Ibstock | A more sustainable future

Ibstock | A more sustainable future

The housebuilding sector has a huge responsibility – and opportunity – to adopt sustainable, low-carbon practices. Michael McGowan, Group Sustainability Manager at Ibstock, explains how it is working to deliver a more sustainable future.

Across the UK the built environment is responsible for 25% of greenhouse gas emissions, according to the UK Green Building Council. Whilst there are many initiatives and frameworks to reduce emissions from buildings during their lifetime it is clear that more can, and should, be done. Significant action is already being taken to achieve this as the housebuilding sector responds to the challenge, but there is no time to waste.

Many of our European counterparts, such as France and the Netherlands, have already established mandatory whole-life carbon assessments for buildings. The Environmental Audit Committee (EAC) recently warned that the lack of impetus or policy levers to assess and reduce emissions from the construction of residential and commercial buildings could leave the UK lagging behind.  

Building homes for the future
Legislation in one of the key influencing factors for designing and constructing homes that are more sustainable. Under changes to Building Regulations in June, CO2 emissions from new build homes in England need to be around 30% lower than current standards to help the country move towards net zero. Such changes aim to raise standards and have been viewed as an important step towards a cleaner, greener built environment, paving the way for the Future Homes and Buildings Standard in 2025. 

Housebuilders are responding to these changes, using modern methods of construction and more sustainably manufactured traditional building products. With the growing movement in data transparency, this will enable the sector to demonstrate the difference it is making. 

Examples of homes that are fit for the future are springing up across the country three years ahead of schedule as developers get to grips with how to deliver homes that meet new regulations. For example, Midland Heart Group has delivered 12 homes in Birmingham that meet the Future Homes Standard as part of Project 80, whilst Barratt Developments has launched its flagship zero carbon concept home, the Z House in Salford. 

Manufacturing materials for life
As a key supplier to the housebuilding sector, we’re committed to helping our housebuilder customers deliver homes that are fit for the future. At a time when there is a real and tangible demand for transparency, our ESG Strategy to 2030 defines a new era of responsible business and manufacturing. The focus of this is on Addressing Climate Change; Improving lives; and, possibly the most important for our housebuilder customers, Manufacturing Materials for life. 

With the increasing focus on the whole life impact of materials we’ve taken active steps to evolve our core range so we can deliver more sustainable building products. We’re exploring new methods of manufacturing, reducing virgin materials and utilising secondary aggregates, eliminating plastics and seeking lower carbon alternatives to reduce the embodied carbon and weight of our products. For example, introducing SustainaCem into our concrete roof tiles we can offer a product which has equal strength and durability with a 15% lower carbon cement.

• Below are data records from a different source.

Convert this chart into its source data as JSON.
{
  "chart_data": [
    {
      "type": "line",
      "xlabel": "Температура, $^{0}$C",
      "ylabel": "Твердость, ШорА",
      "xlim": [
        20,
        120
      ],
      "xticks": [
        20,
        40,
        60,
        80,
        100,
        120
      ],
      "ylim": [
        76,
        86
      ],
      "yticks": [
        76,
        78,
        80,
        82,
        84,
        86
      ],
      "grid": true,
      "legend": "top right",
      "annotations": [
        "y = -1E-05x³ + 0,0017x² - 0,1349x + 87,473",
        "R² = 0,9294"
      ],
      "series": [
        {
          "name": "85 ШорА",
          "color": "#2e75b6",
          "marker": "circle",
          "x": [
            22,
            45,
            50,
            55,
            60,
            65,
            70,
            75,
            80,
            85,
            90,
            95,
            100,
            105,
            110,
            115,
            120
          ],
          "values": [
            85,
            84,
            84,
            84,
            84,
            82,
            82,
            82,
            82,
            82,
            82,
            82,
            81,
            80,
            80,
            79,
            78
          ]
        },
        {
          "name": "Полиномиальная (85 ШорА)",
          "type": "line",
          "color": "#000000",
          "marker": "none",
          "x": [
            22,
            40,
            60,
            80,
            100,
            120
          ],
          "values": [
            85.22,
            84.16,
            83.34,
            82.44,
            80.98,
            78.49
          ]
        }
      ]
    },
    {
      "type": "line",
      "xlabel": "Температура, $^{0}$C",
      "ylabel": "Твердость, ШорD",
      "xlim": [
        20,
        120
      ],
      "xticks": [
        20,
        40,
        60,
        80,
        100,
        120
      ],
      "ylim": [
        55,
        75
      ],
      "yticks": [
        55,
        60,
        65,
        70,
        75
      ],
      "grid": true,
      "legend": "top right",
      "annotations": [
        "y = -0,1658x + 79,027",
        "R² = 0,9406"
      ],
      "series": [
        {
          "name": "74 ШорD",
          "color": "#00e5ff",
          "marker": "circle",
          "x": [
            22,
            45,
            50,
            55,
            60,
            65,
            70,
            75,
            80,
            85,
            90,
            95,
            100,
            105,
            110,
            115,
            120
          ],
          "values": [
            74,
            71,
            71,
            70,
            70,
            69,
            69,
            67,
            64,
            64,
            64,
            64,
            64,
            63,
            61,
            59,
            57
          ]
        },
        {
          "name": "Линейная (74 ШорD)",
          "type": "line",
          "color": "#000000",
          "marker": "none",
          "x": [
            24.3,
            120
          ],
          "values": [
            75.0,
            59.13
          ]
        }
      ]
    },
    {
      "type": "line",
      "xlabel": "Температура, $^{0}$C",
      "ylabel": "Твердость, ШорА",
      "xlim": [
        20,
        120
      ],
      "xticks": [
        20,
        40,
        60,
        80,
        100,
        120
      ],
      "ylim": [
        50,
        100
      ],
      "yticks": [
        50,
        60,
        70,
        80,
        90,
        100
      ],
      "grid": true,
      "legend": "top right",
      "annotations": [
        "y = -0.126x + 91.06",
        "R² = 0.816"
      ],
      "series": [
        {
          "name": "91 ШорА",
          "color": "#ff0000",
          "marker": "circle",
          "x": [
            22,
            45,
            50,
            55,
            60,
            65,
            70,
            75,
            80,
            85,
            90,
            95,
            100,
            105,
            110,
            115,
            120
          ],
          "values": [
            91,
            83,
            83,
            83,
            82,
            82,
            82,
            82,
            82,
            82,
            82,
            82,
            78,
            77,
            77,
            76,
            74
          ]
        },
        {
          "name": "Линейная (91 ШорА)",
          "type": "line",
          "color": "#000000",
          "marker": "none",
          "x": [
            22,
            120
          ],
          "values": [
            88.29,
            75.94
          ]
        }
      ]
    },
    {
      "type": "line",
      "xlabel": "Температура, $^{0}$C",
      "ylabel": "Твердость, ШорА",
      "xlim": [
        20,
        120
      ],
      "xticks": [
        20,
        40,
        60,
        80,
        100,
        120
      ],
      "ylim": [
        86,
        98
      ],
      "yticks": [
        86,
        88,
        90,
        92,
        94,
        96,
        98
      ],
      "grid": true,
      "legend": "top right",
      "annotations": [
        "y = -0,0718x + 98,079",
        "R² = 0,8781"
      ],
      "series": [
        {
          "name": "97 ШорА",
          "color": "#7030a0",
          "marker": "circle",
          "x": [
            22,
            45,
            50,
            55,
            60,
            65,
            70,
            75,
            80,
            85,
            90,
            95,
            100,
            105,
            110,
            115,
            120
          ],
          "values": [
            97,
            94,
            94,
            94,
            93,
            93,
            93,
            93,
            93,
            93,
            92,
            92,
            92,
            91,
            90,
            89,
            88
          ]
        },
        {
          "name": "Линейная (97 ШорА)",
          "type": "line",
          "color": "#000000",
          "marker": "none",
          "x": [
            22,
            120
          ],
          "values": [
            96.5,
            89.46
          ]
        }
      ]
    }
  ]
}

As the sector continues to transform, we are further futureproofing our product range so we can offer our customers a diversified portfolio.  Led by our Ibstock Futures Division, we’re focusing on the development of new technologies, products and solutions to support the growth in sustainability and more modern methods of construction. As part of this we are building the UK’s first automated brick slips factory at our Nostell site in Yorkshire.  

Longer term goals
With 11% of global carbon emissions attributed to construction products and processes our responsibilities are clear. To fully decarbonise the sector requires eliminating both embodied carbon emissions and operational emissions, and we’ve recognised the importance of building a more sustainable future through our own operations. With our original target to of 15% reduction in carbon emissions per tonne of production, achieved ahead of time, we have set a new objective of a 40% reduction in absolute scope 1 and 2 carbon by 2030 and will be a Net Zero business by 2040. 

As we work towards our long-term goal of decarbonising our operations, we’ve invested more than £115m in state-of-the-art manufacturing facilities. For example, Our West Midlands-based Atlas factory will be a pathfinder project to test and pilot operational efficiencies which we believe will lead it to become the world’s only Scope 1 & 2 Net Zero brick factory, whilst Nostell will incorporate the latest manufacturing technology to significantly reduce carbon emissions. 

Fostering collaboration
Sustainability cannot be achieved in isolation and collaboration is a linchpin of success. As such, we have found it imperative to work closely with stakeholders, suppliers and customers on common challenges and priorities. In doing so it has provided a platform for us to co-create solutions and catalyse leading-edge innovation not only within production processes but also in the development of future building products. This way of working benefits both us and our partners and ultimately adds value to our customers.

Being members of the Supply Chain Sustainability School highlights the importance we place on having a common approach to addressing sustainability throughout the value chain. Not only does it allow us to keep track of continuous improvement, but it shows our customers that we are on a sustainability journey with them.

There is no doubt sustainability and climate challenges will remain for many years to come. Yet we have our eyes firmly set on the future and see it as an opportunity to think differently. By working with our customers, we’re focused on helping them deliver homes that are fit for today, and tomorrow.